By H. Wayne House, ed.
Grand Rapids : Kregel (1998). 301 Pages.

Reviewed by Dr. Dennis Swanson
10.2 (Fall 1999) : 303-304

The relationship between Christianity as a religion and the civil government of the United States is one of constant turmoil, high emotion, and seemingly endless litigation in the court system. In this book the editor (himself a professor of both theology and law) has brought together a series of essays by lawyers and theologians discussing some of the most pertinent issues in the current discussion. In the introduction House states that “the American experiment was built on the acceptance of law from two sources, both reflecting adherence to divine law. The first was the law of nature, generally known as natural law. The second was the law of Scripture” (9). He then points out, “[A]t the heart of America’s constitutional government lies a third source: the common law tradition” (ibid.). The articles arise from a series of lectures given at the 1993 National Association of Evangelicals meeting. The essays examine “the past influence of Christianity on the laws, determined ways in which Christians should relate to current laws, and proposed ways Christians might influence future law s” (11).

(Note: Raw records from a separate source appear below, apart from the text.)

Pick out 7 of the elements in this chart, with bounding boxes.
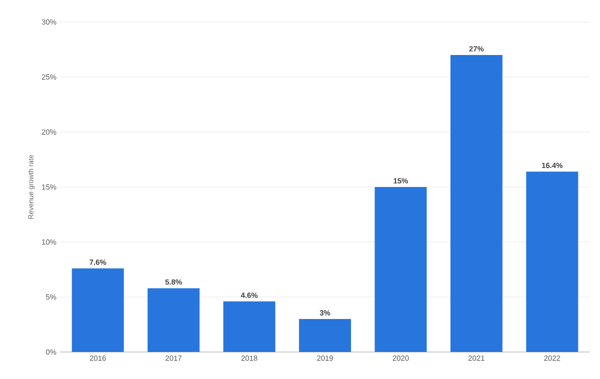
bar — [374, 187, 427, 352]
bar — [450, 55, 502, 352]
bar — [526, 172, 578, 352]
bar — [223, 301, 276, 352]
bar — [299, 319, 352, 352]
bar — [72, 268, 124, 352]
bar — [148, 288, 200, 352]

This book is not for the faint of heart. The reading is often ponderous, and those who have not waded through legal briefs and tightly wound argumentation may very w ell abandon the effort. However, that would be to their detriment as the various essays contain a wealth of well thought out and, for the most part, well articulated positions on the various issues of the Christian’s relationship to civil authorities. Herbert W. Titus’ introductory chapter, “God’s Revelation: Foundation for the Common Law,” is an excellent presentation of the place of Christian theology in relation to the formulation of America’s civil law. He convincingly demonstrates that “America’s founding fathers embraced a philosophy of law and government explicitly based on God’s revelation in nature and the Holy Scriptures” (41). Other noteworthy chapters are John Eidsmoe’s “Operation Josiah: Rediscovering the Biblical Roots of the American Constitutional Republic,” D. F. Kelly’s “The Religious Roots of Western Liberty: Cut Them or Renew Them?” and Edmund Clowny’s “The Kingdom, The Church, and the Gospel in an Age of Pluralism.”

A couple of the essays are disappointing. The chapter on “The Abiding Value of Biblical Law” is far too brief to cover the issues adequately, and the author’s use of “law” as it relates to the OT seems overly broad. The editor’s own chapter on civil disobedience will likely strike many as running headlong into Romans 13 and 1 Pet 2:13-17.

At the end of the book there is a “Summary Statement” signed by the participants in the conference and introduced in the book by Carl F. H. Henry.

This book is recommended as a balanced and thorough discussion of issues that currently are engaging many areas of theological, judicial, and legislative thought and action. It will be especially helpful to pastors and other church leaders who are thinking through these issues, as the call to political action by Christians becomes more fervent with the approaching national elections.